Messieurs les décideurs, je vous le demande, ne laissez pas Plougasnou s’endetter pour plusieurs générations et finir noyée dans son port, entraînant les contribuables dans son malheur.

Un port de plaisance au Diben, oui…, mais un mauvais port sur un mauvais projet, non.
Un port de plaisance au Diben, oui…, mais dans un débordement inutile de béton et d’acier, non.

En dépit de multiples signaux qui lui sont adressés depuis tous les horizons, l’actuelle équipe municipale s’isole –sur ce projet précis- dans une errance coupable.
Echanges, rencontres et dialogue feront pus que force ni que rage ; elle s’y refuse obstinément.

Modifier le PLU ! qui peut croire à l’innocence d’une telle décision dont les arrières-pensées immobilières n’abusent personne ?
Surdimensionner un projet sur la base de statistiques vieilles de plusieurs années comme l’est d’ailleurs son coût estimé (17 millions d’euros !), le tout sous prétexte de rentabilité financière, est-ce crédible ?

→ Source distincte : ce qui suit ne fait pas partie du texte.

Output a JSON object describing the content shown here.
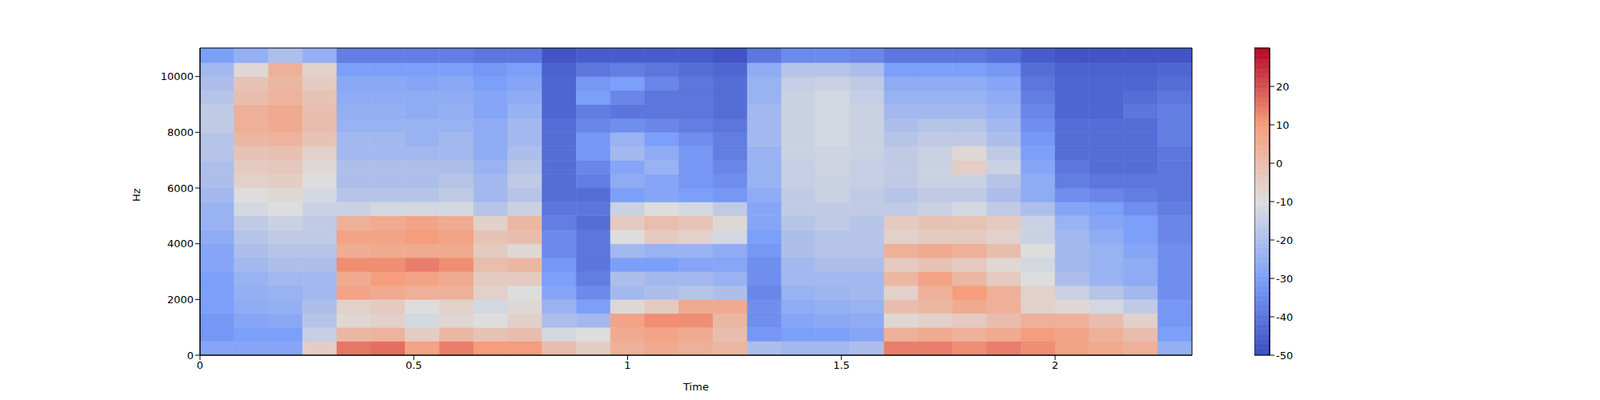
{
  "chart_data": {
    "type": "heatmap",
    "xlabel": "Time",
    "ylabel": "Hz",
    "x_edges": [
      0,
      0.08,
      0.16,
      0.24,
      0.32,
      0.4,
      0.48,
      0.56,
      0.64,
      0.72,
      0.8,
      0.88,
      0.96,
      1.04,
      1.12,
      1.2,
      1.28,
      1.36,
      1.44,
      1.52,
      1.6,
      1.68,
      1.76,
      1.84,
      1.92,
      2,
      2.08,
      2.16,
      2.24,
      2.32
    ],
    "y_edges": [
      0,
      500,
      1000,
      1500,
      2000,
      2500,
      3000,
      3500,
      4000,
      4500,
      5000,
      5500,
      6000,
      6500,
      7000,
      7500,
      8000,
      8500,
      9000,
      9500,
      10000,
      10500,
      11025
    ],
    "values": [
      [
        -28,
        -32,
        -32,
        -30,
        -30,
        -30,
        -28,
        -28,
        -26,
        -24,
        -24,
        -22,
        -20,
        -20,
        -18,
        -18,
        -16,
        -16,
        -18,
        -20,
        -22,
        -30
      ],
      [
        -28,
        -30,
        -28,
        -26,
        -25,
        -24,
        -22,
        -20,
        -18,
        -16,
        -12,
        -10,
        -6,
        -4,
        -2,
        2,
        4,
        4,
        0,
        -2,
        -8,
        -25
      ],
      [
        -28,
        -30,
        -27,
        -25,
        -24,
        -22,
        -20,
        -18,
        -16,
        -14,
        -10,
        -8,
        -5,
        -3,
        -1,
        3,
        6,
        6,
        3,
        2,
        4,
        -20
      ],
      [
        -5,
        -15,
        -18,
        -20,
        -22,
        -22,
        -20,
        -18,
        -16,
        -16,
        -14,
        -12,
        -10,
        -8,
        -6,
        -2,
        0,
        0,
        -2,
        -4,
        -6,
        -25
      ],
      [
        15,
        2,
        -8,
        -6,
        8,
        6,
        12,
        5,
        8,
        4,
        -14,
        -18,
        -20,
        -20,
        -22,
        -22,
        -24,
        -25,
        -26,
        -27,
        -30,
        -38
      ],
      [
        16,
        3,
        -6,
        -4,
        6,
        10,
        12,
        6,
        8,
        6,
        -12,
        -18,
        -20,
        -20,
        -22,
        -22,
        -24,
        -25,
        -26,
        -27,
        -30,
        -38
      ],
      [
        8,
        -5,
        -12,
        -10,
        4,
        8,
        14,
        6,
        10,
        8,
        -12,
        -18,
        -20,
        -20,
        -22,
        -24,
        -24,
        -26,
        -26,
        -28,
        -30,
        -38
      ],
      [
        14,
        2,
        -8,
        -6,
        4,
        6,
        12,
        6,
        8,
        6,
        -12,
        -16,
        -18,
        -20,
        -22,
        -22,
        -24,
        -25,
        -26,
        -27,
        -30,
        -38
      ],
      [
        10,
        -2,
        -10,
        -12,
        -6,
        -4,
        0,
        -4,
        -2,
        -6,
        -18,
        -22,
        -22,
        -24,
        -26,
        -26,
        -26,
        -28,
        -28,
        -30,
        -32,
        -40
      ],
      [
        10,
        0,
        -6,
        -8,
        -10,
        -4,
        2,
        -8,
        0,
        2,
        -14,
        -18,
        -16,
        -18,
        -20,
        -22,
        -22,
        -24,
        -26,
        -28,
        -30,
        -40
      ],
      [
        0,
        -12,
        -20,
        -24,
        -28,
        -30,
        -32,
        -35,
        -35,
        -38,
        -40,
        -42,
        -42,
        -42,
        -42,
        -42,
        -42,
        -44,
        -44,
        -44,
        -45,
        -48
      ],
      [
        -5,
        -10,
        -22,
        -30,
        -35,
        -38,
        -40,
        -40,
        -40,
        -42,
        -40,
        -42,
        -38,
        -36,
        -32,
        -32,
        -36,
        -38,
        -30,
        -32,
        -40,
        -46
      ],
      [
        4,
        6,
        8,
        -8,
        -22,
        -20,
        -30,
        -22,
        -10,
        -4,
        -14,
        -30,
        -26,
        -28,
        -22,
        -24,
        -34,
        -40,
        -36,
        -30,
        -38,
        -46
      ],
      [
        6,
        8,
        12,
        -4,
        -20,
        -22,
        -30,
        -24,
        -4,
        0,
        -10,
        -28,
        -28,
        -24,
        -26,
        -30,
        -36,
        -40,
        -40,
        -36,
        -40,
        -46
      ],
      [
        4,
        6,
        12,
        6,
        -18,
        -22,
        -28,
        -24,
        -6,
        -2,
        -12,
        -30,
        -32,
        -32,
        -32,
        -34,
        -38,
        -40,
        -40,
        -40,
        -42,
        -46
      ],
      [
        2,
        0,
        2,
        6,
        -20,
        -24,
        -28,
        -26,
        -12,
        -8,
        -16,
        -32,
        -34,
        -36,
        -38,
        -38,
        -40,
        -42,
        -42,
        -42,
        -44,
        -48
      ],
      [
        -20,
        -32,
        -34,
        -34,
        -36,
        -34,
        -34,
        -32,
        -30,
        -28,
        -28,
        -26,
        -24,
        -24,
        -24,
        -22,
        -22,
        -22,
        -24,
        -24,
        -26,
        -40
      ],
      [
        -22,
        -30,
        -28,
        -26,
        -24,
        -22,
        -22,
        -20,
        -20,
        -18,
        -16,
        -16,
        -15,
        -15,
        -14,
        -14,
        -14,
        -14,
        -14,
        -15,
        -18,
        -35
      ],
      [
        -22,
        -30,
        -27,
        -25,
        -23,
        -22,
        -20,
        -18,
        -18,
        -16,
        -16,
        -14,
        -14,
        -13,
        -13,
        -12,
        -12,
        -12,
        -12,
        -14,
        -18,
        -35
      ],
      [
        -20,
        -28,
        -26,
        -24,
        -22,
        -22,
        -20,
        -18,
        -18,
        -18,
        -16,
        -16,
        -15,
        -15,
        -14,
        -14,
        -14,
        -14,
        -15,
        -16,
        -20,
        -36
      ],
      [
        14,
        4,
        -8,
        0,
        -6,
        2,
        -4,
        4,
        -6,
        -4,
        -16,
        -18,
        -16,
        -16,
        -16,
        -18,
        -20,
        -22,
        -24,
        -26,
        -30,
        -40
      ],
      [
        14,
        6,
        -6,
        2,
        4,
        8,
        -2,
        6,
        -4,
        -2,
        -14,
        -16,
        -14,
        -14,
        -14,
        -16,
        -18,
        -22,
        -24,
        -26,
        -30,
        -40
      ],
      [
        12,
        4,
        -4,
        6,
        10,
        2,
        -4,
        4,
        -4,
        -2,
        -12,
        -16,
        -14,
        -5,
        -8,
        -16,
        -18,
        -22,
        -24,
        -26,
        -30,
        -40
      ],
      [
        14,
        6,
        0,
        4,
        4,
        -4,
        -8,
        0,
        -6,
        -4,
        -16,
        -20,
        -18,
        -14,
        -16,
        -20,
        -22,
        -24,
        -26,
        -28,
        -32,
        -42
      ],
      [
        12,
        10,
        4,
        -6,
        -6,
        -10,
        -12,
        -10,
        -14,
        -14,
        -20,
        -26,
        -26,
        -28,
        -30,
        -32,
        -34,
        -36,
        -38,
        -40,
        -42,
        -46
      ],
      [
        8,
        8,
        4,
        -8,
        -14,
        -20,
        -22,
        -22,
        -22,
        -24,
        -28,
        -34,
        -38,
        -40,
        -42,
        -42,
        -42,
        -44,
        -44,
        -44,
        -45,
        -48
      ],
      [
        6,
        4,
        0,
        -12,
        -18,
        -24,
        -24,
        -24,
        -26,
        -28,
        -30,
        -36,
        -40,
        -42,
        -42,
        -42,
        -42,
        -44,
        -44,
        -44,
        -45,
        -48
      ],
      [
        4,
        0,
        -6,
        -16,
        -22,
        -26,
        -26,
        -28,
        -30,
        -30,
        -34,
        -38,
        -40,
        -42,
        -42,
        -42,
        -42,
        -40,
        -42,
        -44,
        -45,
        -48
      ],
      [
        -25,
        -30,
        -32,
        -32,
        -34,
        -34,
        -34,
        -34,
        -36,
        -36,
        -38,
        -40,
        -40,
        -40,
        -40,
        -38,
        -38,
        -38,
        -40,
        -42,
        -44,
        -48
      ]
    ],
    "xlim": [
      0,
      2.32
    ],
    "ylim": [
      0,
      11025
    ],
    "xticks": [
      0,
      0.5,
      1,
      1.5,
      2
    ],
    "yticks": [
      0,
      2000,
      4000,
      6000,
      8000,
      10000
    ],
    "zlim": [
      -50,
      30
    ],
    "zticks": [
      -50,
      -40,
      -30,
      -20,
      -10,
      0,
      10,
      20
    ]
  }
}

La quasi unanimité des opinions pourrait sans doute se faire autour d’un port de 300 places situé dans l’anse Nord-Ouest (Porz-Louarn), où les espaces existent pour aménager parkings, commerces, services et dégagements, sans ruiner davantage que les actuels viviers la perspective d’un site par ailleurs classé. Il bénéficierait en outre d’une topographie plus favorable que l’anse Sud pour le bien des commerces existants qui deviendraient ainsi « de proximité ».
Sans mentionner les riverains qui, au lieu d’être dominés par une forêt de mâtures et de pylônes d’acier barrant toute la côte Sud, les auraient pour la plupart à leurs pieds dans l’option Nord.

Gouverner, c’est prévoir. Messieurs les décideurs, voici une occasion rêvée d’en fournir une preuve exemplaire à vos administrés. Construire ou détruire l’avenir de ce petit port sympa, voilà la question.
Vous avez le pouvoir d’étonner le futur, faites-en bon usage".